In May 2016, lawyer Coşkun Atılğan filed a complaint against the developer and the landowner of the residence, after speaking to 144 families in the blocks. He applied to the Antakya municipality to deny permission for the buildings. The mayor of Antakya at the time was Ismail Kimyeci, himself an architect by profession. However, neither the city administration, the governor’s office, nor the prosecution office took action. The directorate of national education in Hatay also rejected Atılğan’s request not to approve the planned kindergarten.

In the end, more than a hundred people died in the rubble of these buildings after the earthquake. Less than an earthquake could probably have had a similar effect. So why didn’t the state take action?

As journalist Metin Cihan has revealed, both the builder Fevzi Yılmaz and the owner of the complex, Arif Sami Rende, had contacts in the AKP. Their local chairman, as well as AKP MP Sabahat Özgürsoy Çelik, visited Yılmaz in his office in January 2022. The fact that Atılğan’s application to the local authority of the Ministry of Education was unsuccessful may have been due to the fact that the operator of the kindergarten and daughter of the landowner, Hülya Rende, has ties to the minister of education, Mahmut Özer, who she had taught as a high school teacher in the 1980s.

The opening ceremonies of luxury residences that have since collapsed were attended by AKP MP Çelik and other politicians such as Hatay mayor Lütfü Savaş. Until 2013, Savaş was a member of the AKP, but then switched to the Kemalist Peoples’ Republican Party (CHP), which is currently the largest opposition party nationwide. He has been mayor of Hatay since 2014. For him, resigning after the earthquake would only be an option if all other mayors of the eleven affected regions also took this step. The newspaper Gazete Duvar reports that landowner Arif Sami Rende was arrested at the end of February.

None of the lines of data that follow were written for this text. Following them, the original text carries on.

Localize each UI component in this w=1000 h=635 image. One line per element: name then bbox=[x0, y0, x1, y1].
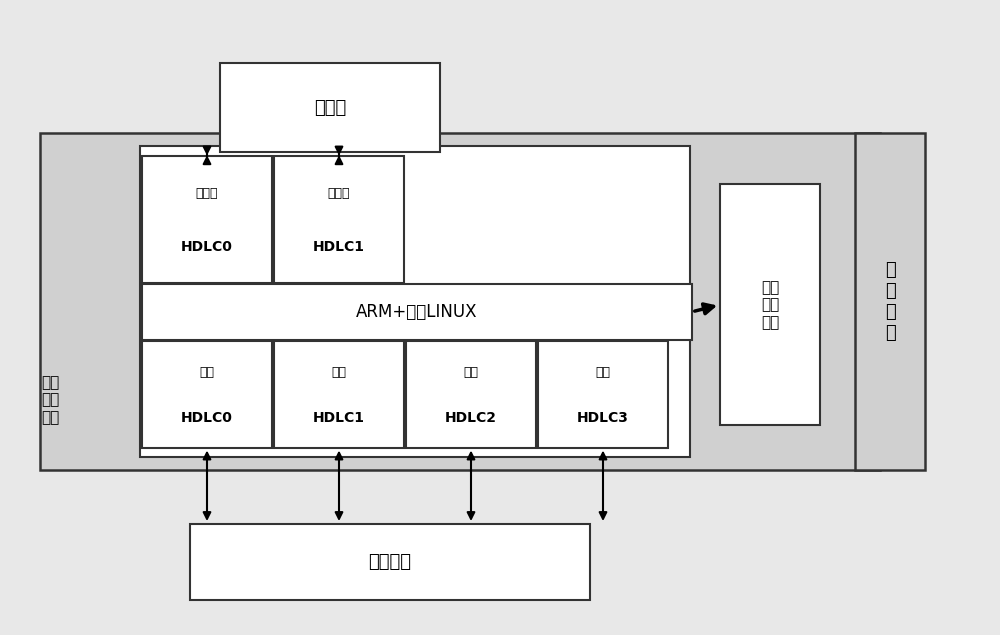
Bar bbox=[220, 64, 440, 152]
Text: HDLC1: HDLC1 bbox=[313, 411, 365, 425]
Bar bbox=[142, 156, 272, 283]
Text: 站控层: 站控层 bbox=[328, 187, 350, 200]
Text: 二级
存储
模块: 二级 存储 模块 bbox=[761, 280, 779, 330]
Text: ARM+实时LINUX: ARM+实时LINUX bbox=[356, 303, 478, 321]
Text: HDLC1: HDLC1 bbox=[313, 240, 365, 254]
Bar bbox=[40, 133, 880, 470]
Bar bbox=[140, 146, 690, 457]
Bar bbox=[720, 184, 820, 425]
Text: 站控层: 站控层 bbox=[314, 99, 346, 117]
Bar bbox=[855, 133, 925, 470]
Text: 采集单元: 采集单元 bbox=[368, 553, 412, 571]
Bar bbox=[142, 284, 692, 340]
Text: 前端: 前端 bbox=[464, 366, 479, 380]
Text: 逻辑
处理
模块: 逻辑 处理 模块 bbox=[41, 375, 59, 425]
Text: 前端: 前端 bbox=[596, 366, 610, 380]
Bar bbox=[538, 341, 668, 448]
Bar bbox=[190, 524, 590, 600]
Text: HDLC3: HDLC3 bbox=[577, 411, 629, 425]
Bar bbox=[142, 341, 272, 448]
Text: HDLC0: HDLC0 bbox=[181, 411, 233, 425]
Text: 管
理
单
元: 管 理 单 元 bbox=[885, 262, 895, 342]
Text: HDLC0: HDLC0 bbox=[181, 240, 233, 254]
Text: 站控层: 站控层 bbox=[196, 187, 218, 200]
Bar bbox=[274, 156, 404, 283]
Bar bbox=[274, 341, 404, 448]
Bar bbox=[406, 341, 536, 448]
Text: HDLC2: HDLC2 bbox=[445, 411, 497, 425]
Text: 前端: 前端 bbox=[332, 366, 347, 380]
Text: 前端: 前端 bbox=[200, 366, 214, 380]
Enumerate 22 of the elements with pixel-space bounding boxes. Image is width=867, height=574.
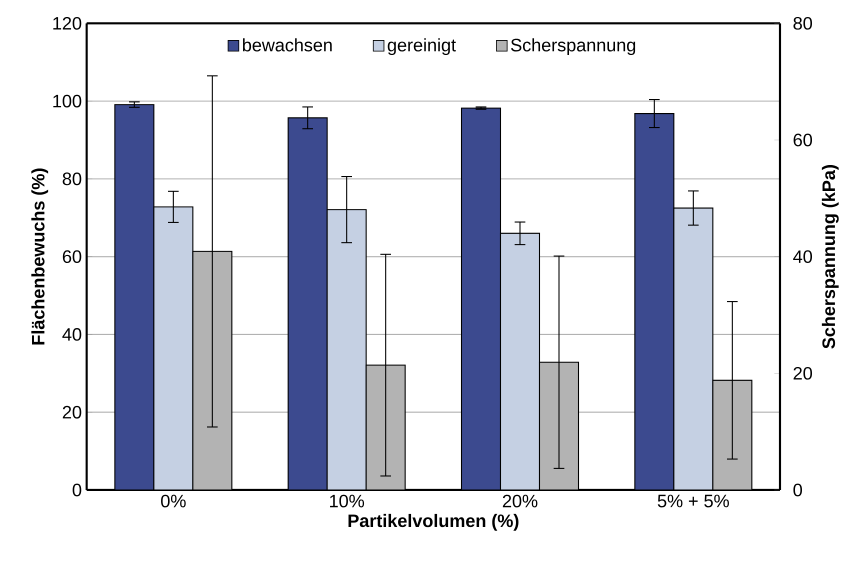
x-tick-label: 0% — [161, 494, 186, 508]
x-tick-label: 5% + 5% — [658, 494, 729, 508]
y2-tick-label: 60 — [794, 134, 812, 146]
y-tick-label: 80 — [62, 172, 82, 186]
y2-tick-label: 0 — [793, 484, 802, 496]
legend-label: bewachsen — [242, 38, 332, 52]
y-tick-label: 120 — [53, 16, 82, 30]
legend-label: Scherspannung — [511, 38, 636, 56]
y2-tick-label: 80 — [793, 16, 812, 30]
y-tick-label: 0 — [72, 484, 82, 496]
y2-tick-label: 20 — [794, 366, 812, 380]
x-tick-label: 20% — [502, 494, 538, 508]
y-tick-label: 40 — [62, 328, 82, 341]
legend-label: gereinigt — [388, 38, 456, 56]
y-tick-label: 60 — [62, 250, 82, 264]
y-tick-label: 20 — [62, 406, 82, 419]
y2-tick-label: 40 — [793, 250, 812, 264]
x-tick-label: 10% — [330, 494, 364, 508]
x-axis-title: Partikelvolumen (%) — [348, 514, 518, 531]
y-axis-title: Flächenbewuchs (%) — [31, 168, 48, 344]
y2-axis-title: Scherspannung (kPa) — [822, 165, 839, 349]
y-tick-label: 100 — [53, 94, 82, 108]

Since the AKP came to power, the awarding of public construction commissions has been monopolized by the five big companies Cengiz, Limak, Kalyon, Kolin, and Makyol. In just ten years, they are said to have received $204 billion for various construction projects, including airports, roads, and bridges. The Gezi protests in 2013 began as protests against many of these construction projects and quickly developed into the largest civil society resistance against Recep Tayyip Erdoğan and the AKP. In the “Taksim Solidarity” group, urban planners, architects, and environmental activists had already been debating the risks posed by the building boom in the years before. Some of the protest’s leading figures, such as urban planner Tayfun Kahraman and architect Mücella Yapıcı, were sentenced to prison last year.

Opposition members refer to the monopolists in the construction industry as the “Gang of Five” and accuse them of using some of their profits to buy political influence. Some AKP deputies even tried to ban the seemingly derogatory term by parliamentary decree. The fact that smaller, less influential builders were arrested quickly and with media attention after the earthquake is pure window dressing. Figures like Mehmet Cengiz, the founder and chairman of building company Cengiz, not only remain unchallenged, but are allowed to make generous donations on television for the earthquake victims, which the population pays back to them anyway as state subsidies and taxes.

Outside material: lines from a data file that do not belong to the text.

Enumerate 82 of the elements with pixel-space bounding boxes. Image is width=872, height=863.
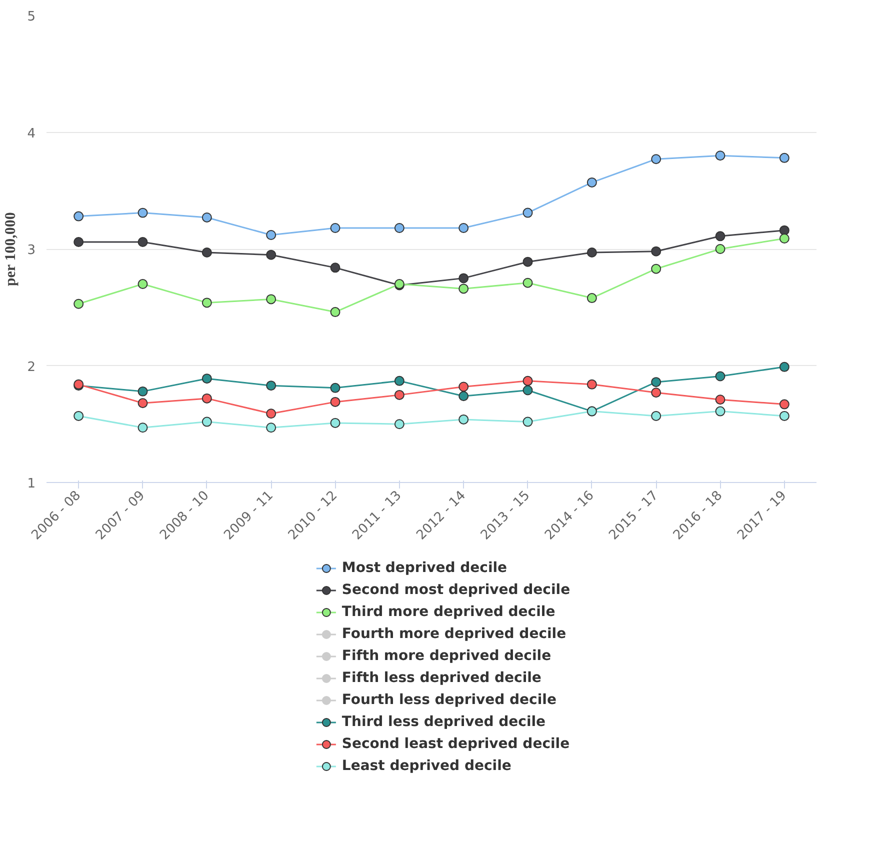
point [394, 419, 404, 430]
point [715, 150, 726, 161]
point [522, 385, 533, 396]
legend-label: Second most deprived decile [342, 581, 570, 600]
point [458, 414, 469, 424]
legend-label: Most deprived decile [342, 559, 508, 578]
legend-label: Fourth less deprived decile [342, 691, 556, 710]
y-tick-label: 5 [27, 10, 36, 24]
y-tick-label: 2 [27, 360, 36, 375]
legend-label: Fifth less deprived decile [342, 669, 542, 688]
point [394, 390, 404, 400]
legend-label: Third more deprived decile [342, 603, 556, 622]
point [779, 362, 790, 372]
point [458, 284, 469, 294]
point [330, 396, 340, 407]
point [394, 376, 404, 386]
point [586, 248, 597, 258]
point [330, 262, 340, 273]
point [522, 416, 533, 427]
point [138, 279, 148, 290]
point [266, 230, 276, 240]
point [266, 294, 276, 304]
point [202, 248, 212, 258]
point [522, 278, 533, 288]
point [74, 298, 84, 309]
point [651, 410, 662, 421]
legend-label: Least deprived decile [342, 757, 512, 776]
y-tick-label: 4 [27, 126, 36, 142]
point [522, 376, 533, 386]
point [458, 391, 469, 402]
point [202, 374, 212, 384]
point [74, 410, 84, 421]
point [651, 264, 662, 274]
point [202, 212, 212, 222]
point [330, 418, 340, 428]
point [651, 388, 662, 398]
point [138, 386, 148, 396]
y-tick-label: 3 [27, 243, 36, 258]
point [138, 398, 148, 408]
point [715, 244, 726, 254]
point [394, 222, 404, 233]
point [330, 222, 340, 233]
point [715, 394, 726, 405]
point [266, 422, 276, 433]
point [779, 399, 790, 410]
point [138, 422, 148, 433]
point [330, 382, 340, 393]
y-axis-title: per 100,000 [3, 212, 20, 286]
legend-label: Third less deprived decile [342, 713, 546, 732]
point [651, 377, 662, 388]
point [779, 225, 790, 236]
point [586, 293, 597, 304]
point [779, 234, 790, 244]
point [458, 273, 469, 284]
point [651, 246, 662, 256]
point [586, 379, 597, 390]
point [202, 416, 212, 427]
point [779, 152, 790, 163]
point [651, 154, 662, 164]
point [458, 382, 469, 392]
legend-label: Fourth more deprived decile [342, 625, 566, 644]
point [458, 222, 469, 233]
point [715, 406, 726, 416]
point [330, 307, 340, 318]
point [266, 250, 276, 260]
point [74, 237, 84, 247]
point [266, 408, 276, 419]
point [74, 211, 84, 222]
point [138, 237, 148, 247]
point [138, 208, 148, 218]
legend-label: Second least deprived decile [342, 735, 570, 754]
point [586, 177, 597, 188]
point [715, 231, 726, 242]
point [202, 298, 212, 308]
legend-label: Fifth more deprived decile [342, 647, 552, 666]
point [202, 393, 212, 404]
point [522, 256, 533, 267]
point [522, 208, 533, 218]
point [715, 371, 726, 382]
point [266, 380, 276, 391]
y-tick-label: 1 [27, 476, 36, 492]
point [779, 410, 790, 421]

Can one expect a government that issues amnesties for illegal, potentially life-threatening buildings to learn from its mistakes and erect safe buildings in the future? Probably not. The current government does not guarantee the basic right to safe housing. The close association between contractors and the AKP regime has had deadly consequences for tens of thousands of citizens, with hundreds of thousands more injured, homeless, or having lost their families. The reconstruction of the eleven effected provinces and securing of other potential earthquake areas must not be planned and implemented in the interest of the profiteers from the construction industry. It must serve the well-being of the people — without exceptions.